In the wake of the Vatican's move to clean up the dissention in the ranks of the leaders of women religious in the U.S., the Leadership Council of Women Religious (LCWR) is considering letting go of its canonical recognition to become a voluntary organization.
According to the National Catholic Reporter (NCR), the LCWR is conducting a "prayerful" meeting this week to determine how to respond to the recent directive from the Vatican to revise its dissenting positions and place itself under the guidance of an archbishop.
In spite of years of dissension, the group still claims to be "shocked" by the directive and to not understand why it was handed down.
Sr. Teresa Kane of the Sisters of Mercy, the same nun who boldly approached Pope John Paul II in 1979 to ask why women can't be priests, told the NCR that although she is uncomfortable with the idea of giving up their canonical status, she also sees the wisdom in considering this approach.
" . . . (I)f we were to really do a discernment on this to decide if it's more harmful to continue as a pontifical organization or not, we may say it is -- that it's taking too much energy, its taking too much time, or we're misdirecting our energies from the service of people.
"I wouldn't not want to look at it, but I don't find myself saying that should be our position because I think there are forces in the Vatican and the hierarchy that would be happy if we did it. I really do."
Sr. Teresa says she definitely does not want to see the group remove themselves from their current status as a thorn in the Vatican's side.
"I've been in LCWR since 1970. So I'm in the organization 40 years. I'm not sure that I want it to go that quickly. I really don't. They actually could have taken it away if they wanted to. After five years, that may be part of their plan. But who knows? Between now and then there's much of divine intervention and divine providence that can come along," she said.
During this same interview, Sr. Teresa waged the same disingenuous argument being used by many other dissident nuns who insist that the Vatican just "doesn't appreciate what nuns do." They prefer to manipulate the public rather than telling the truth - that the order was directed at only the dissident leadership of women religious, not the rank and file.
Speaking about Vatican officials as well as the U.S. bishops, Sr. Teresa said, "It just seems to be a real blockage. It's almost as if they really do not like us. And don't appreciate what we've done.

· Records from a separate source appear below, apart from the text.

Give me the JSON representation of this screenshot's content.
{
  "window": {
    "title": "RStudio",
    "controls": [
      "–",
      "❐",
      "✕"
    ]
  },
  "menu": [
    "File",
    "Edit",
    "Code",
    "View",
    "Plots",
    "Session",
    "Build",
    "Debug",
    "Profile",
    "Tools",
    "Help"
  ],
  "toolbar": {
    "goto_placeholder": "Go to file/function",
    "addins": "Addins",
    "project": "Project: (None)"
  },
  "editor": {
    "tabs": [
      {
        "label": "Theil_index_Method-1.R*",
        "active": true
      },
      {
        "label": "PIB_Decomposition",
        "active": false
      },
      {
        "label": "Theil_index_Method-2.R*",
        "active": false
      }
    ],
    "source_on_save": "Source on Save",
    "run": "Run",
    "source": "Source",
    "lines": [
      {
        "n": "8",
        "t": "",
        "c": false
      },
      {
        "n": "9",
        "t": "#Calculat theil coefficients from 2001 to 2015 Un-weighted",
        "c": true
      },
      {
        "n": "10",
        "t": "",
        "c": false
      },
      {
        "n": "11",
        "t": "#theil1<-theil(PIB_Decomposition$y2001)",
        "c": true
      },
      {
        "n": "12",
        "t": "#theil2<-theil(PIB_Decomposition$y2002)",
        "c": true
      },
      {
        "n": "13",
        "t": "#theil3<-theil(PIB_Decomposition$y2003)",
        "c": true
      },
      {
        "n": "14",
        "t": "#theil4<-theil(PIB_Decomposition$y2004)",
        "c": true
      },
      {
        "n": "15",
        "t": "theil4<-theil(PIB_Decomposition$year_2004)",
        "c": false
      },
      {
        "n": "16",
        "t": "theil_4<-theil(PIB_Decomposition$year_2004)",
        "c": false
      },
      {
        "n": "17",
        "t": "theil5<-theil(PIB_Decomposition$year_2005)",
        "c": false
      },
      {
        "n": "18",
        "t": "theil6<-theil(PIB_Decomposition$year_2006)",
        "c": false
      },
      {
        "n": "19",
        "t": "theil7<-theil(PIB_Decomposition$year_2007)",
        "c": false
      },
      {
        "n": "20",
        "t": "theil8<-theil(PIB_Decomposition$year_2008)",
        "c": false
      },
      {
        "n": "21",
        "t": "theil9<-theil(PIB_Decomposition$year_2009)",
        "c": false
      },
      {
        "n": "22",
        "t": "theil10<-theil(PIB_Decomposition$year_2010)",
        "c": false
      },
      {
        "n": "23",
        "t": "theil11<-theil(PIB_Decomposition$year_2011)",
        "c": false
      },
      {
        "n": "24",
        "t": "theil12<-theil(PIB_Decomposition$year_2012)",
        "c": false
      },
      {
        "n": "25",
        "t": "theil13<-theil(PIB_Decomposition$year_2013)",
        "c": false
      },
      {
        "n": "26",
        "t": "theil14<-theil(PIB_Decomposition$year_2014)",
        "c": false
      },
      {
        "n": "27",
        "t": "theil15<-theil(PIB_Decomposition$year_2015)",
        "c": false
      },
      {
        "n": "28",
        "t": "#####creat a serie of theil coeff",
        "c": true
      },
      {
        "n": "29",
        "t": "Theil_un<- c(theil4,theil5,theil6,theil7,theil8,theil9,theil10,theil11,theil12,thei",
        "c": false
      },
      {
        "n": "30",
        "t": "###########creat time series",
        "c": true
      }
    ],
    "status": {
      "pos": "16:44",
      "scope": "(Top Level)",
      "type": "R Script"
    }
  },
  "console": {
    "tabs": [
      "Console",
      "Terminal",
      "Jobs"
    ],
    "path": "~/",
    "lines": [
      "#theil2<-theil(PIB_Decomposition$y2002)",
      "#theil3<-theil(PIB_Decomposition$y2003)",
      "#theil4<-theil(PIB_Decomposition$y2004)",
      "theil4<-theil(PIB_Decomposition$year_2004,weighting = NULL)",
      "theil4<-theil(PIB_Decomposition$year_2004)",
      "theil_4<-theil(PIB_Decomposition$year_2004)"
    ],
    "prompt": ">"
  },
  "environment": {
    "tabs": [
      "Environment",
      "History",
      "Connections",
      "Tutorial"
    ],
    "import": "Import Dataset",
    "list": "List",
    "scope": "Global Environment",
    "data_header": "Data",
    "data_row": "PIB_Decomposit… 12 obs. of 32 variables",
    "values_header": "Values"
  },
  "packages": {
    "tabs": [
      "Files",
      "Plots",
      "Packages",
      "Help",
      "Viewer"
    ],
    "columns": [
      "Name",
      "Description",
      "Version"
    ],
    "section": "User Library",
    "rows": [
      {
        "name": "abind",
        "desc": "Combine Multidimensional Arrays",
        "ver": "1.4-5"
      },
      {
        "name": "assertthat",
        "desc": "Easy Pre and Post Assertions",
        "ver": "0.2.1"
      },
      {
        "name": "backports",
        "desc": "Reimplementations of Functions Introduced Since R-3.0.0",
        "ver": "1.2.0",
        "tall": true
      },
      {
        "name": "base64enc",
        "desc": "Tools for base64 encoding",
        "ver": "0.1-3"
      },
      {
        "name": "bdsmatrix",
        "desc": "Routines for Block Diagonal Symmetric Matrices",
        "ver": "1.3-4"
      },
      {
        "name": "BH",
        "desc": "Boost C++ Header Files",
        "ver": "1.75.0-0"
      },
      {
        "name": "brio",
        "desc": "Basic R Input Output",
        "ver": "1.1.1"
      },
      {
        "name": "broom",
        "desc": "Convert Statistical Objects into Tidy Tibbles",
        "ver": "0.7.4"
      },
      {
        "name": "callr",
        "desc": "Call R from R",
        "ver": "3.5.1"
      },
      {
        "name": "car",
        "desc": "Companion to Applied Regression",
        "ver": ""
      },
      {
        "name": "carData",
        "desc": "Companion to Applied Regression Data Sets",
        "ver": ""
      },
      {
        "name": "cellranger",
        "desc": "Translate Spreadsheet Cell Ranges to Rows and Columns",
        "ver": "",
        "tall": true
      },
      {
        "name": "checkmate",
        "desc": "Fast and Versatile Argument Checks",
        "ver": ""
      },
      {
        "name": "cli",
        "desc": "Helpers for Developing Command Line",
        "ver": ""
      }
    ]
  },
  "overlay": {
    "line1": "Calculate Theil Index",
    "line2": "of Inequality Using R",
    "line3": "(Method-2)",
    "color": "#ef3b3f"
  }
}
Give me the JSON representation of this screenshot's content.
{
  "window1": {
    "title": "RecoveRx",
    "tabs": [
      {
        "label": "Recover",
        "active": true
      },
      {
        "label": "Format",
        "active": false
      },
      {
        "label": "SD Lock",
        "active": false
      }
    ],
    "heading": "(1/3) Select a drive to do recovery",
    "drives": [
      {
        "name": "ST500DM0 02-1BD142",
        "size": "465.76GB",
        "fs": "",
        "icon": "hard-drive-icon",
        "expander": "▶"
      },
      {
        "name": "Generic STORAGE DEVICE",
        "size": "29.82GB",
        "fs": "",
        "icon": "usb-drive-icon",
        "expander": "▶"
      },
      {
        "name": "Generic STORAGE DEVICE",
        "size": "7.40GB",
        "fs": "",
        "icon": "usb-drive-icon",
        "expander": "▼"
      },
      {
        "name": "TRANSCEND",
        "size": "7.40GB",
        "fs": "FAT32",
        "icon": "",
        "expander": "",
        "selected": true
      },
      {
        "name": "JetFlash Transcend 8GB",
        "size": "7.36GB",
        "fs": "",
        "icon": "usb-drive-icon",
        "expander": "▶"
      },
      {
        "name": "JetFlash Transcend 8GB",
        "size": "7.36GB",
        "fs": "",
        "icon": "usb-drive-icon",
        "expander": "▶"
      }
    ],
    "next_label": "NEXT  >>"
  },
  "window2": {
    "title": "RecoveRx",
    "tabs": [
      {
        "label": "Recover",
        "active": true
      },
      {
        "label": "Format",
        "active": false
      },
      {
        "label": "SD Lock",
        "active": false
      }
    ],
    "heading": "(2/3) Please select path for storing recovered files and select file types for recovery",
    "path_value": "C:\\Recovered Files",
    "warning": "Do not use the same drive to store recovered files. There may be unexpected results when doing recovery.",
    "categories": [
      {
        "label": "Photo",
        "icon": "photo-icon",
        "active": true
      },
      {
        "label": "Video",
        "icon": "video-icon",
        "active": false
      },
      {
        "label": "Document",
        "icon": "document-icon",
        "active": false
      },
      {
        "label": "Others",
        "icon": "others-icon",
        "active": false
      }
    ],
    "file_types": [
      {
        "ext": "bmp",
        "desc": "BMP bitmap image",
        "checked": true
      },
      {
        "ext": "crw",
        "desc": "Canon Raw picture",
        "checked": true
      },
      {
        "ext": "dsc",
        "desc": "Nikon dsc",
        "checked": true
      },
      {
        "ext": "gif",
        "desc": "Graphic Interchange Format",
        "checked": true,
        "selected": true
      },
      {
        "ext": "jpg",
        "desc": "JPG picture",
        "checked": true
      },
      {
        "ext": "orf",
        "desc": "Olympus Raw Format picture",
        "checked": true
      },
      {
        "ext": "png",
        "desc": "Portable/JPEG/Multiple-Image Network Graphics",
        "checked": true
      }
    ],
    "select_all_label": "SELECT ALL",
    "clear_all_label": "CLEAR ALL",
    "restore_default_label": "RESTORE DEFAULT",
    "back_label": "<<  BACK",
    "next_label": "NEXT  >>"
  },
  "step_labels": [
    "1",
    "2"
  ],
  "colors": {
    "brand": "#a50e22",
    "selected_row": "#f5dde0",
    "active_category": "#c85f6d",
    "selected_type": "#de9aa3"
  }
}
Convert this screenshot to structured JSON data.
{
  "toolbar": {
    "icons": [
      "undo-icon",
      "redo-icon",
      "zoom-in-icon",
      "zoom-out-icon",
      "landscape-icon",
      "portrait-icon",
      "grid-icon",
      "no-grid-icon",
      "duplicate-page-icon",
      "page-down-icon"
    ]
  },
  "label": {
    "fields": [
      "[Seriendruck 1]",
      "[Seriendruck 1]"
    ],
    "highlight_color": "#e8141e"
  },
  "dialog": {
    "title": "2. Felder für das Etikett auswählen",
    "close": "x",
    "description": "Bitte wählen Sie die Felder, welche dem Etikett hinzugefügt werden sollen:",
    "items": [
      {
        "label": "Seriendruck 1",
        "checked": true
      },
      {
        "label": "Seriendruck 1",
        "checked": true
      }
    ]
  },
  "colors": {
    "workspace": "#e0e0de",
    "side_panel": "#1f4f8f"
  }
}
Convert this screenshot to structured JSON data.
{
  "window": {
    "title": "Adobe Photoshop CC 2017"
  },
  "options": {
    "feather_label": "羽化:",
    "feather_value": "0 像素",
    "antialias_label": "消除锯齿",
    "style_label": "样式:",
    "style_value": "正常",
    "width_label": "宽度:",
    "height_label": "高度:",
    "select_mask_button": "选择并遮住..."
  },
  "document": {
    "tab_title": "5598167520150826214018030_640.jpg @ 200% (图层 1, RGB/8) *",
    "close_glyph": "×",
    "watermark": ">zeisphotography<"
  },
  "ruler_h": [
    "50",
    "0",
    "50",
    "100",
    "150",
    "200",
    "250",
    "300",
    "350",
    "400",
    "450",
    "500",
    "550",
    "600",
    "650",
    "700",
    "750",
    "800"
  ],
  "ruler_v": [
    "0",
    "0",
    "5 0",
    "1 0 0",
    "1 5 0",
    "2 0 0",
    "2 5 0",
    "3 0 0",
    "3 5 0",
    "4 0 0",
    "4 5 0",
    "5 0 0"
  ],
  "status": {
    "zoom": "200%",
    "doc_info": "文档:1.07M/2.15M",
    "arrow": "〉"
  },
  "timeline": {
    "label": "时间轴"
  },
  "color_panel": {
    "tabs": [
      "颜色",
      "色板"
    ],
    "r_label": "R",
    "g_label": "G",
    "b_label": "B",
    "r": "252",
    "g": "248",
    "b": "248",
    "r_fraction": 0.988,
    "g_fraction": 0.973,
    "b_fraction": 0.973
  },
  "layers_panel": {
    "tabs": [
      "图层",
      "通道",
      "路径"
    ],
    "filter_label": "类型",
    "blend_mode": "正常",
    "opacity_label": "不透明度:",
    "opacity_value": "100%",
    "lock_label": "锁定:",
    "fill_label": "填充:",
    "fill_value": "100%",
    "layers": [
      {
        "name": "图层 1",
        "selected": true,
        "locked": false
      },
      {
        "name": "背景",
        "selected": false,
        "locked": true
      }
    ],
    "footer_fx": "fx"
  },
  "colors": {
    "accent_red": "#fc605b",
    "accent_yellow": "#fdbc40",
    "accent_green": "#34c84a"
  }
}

And don't see the value and the wisdom to what sisters have been doing all these years."
She goes on to blame everything on the fact that the Vatican hates women.
"I really think it is a gender issue here. It is a matter of the men in the Vatican still thinking they can control the women, especially control the women religious because we are pontifical and we are canonical. And they don't realize that we have moved to another whole point of tremendous equality and mutuality. And that we have much to say about our future and what's going on."
She closed the interview with the same issue she's been raising for 30 years - womens ordination.
"We're calling for full participation of women in the church. That means that women have to fully participate and have an equal voice. I don't see that reflected in this whole direction. I do think that's a very serious problem."
In the meantime, the LCWR has said that their meetings this week will be conducted in an "atmosphere of prayer, contemplation and dialogue" and that it "plans to move slowly, not rushing to judgment."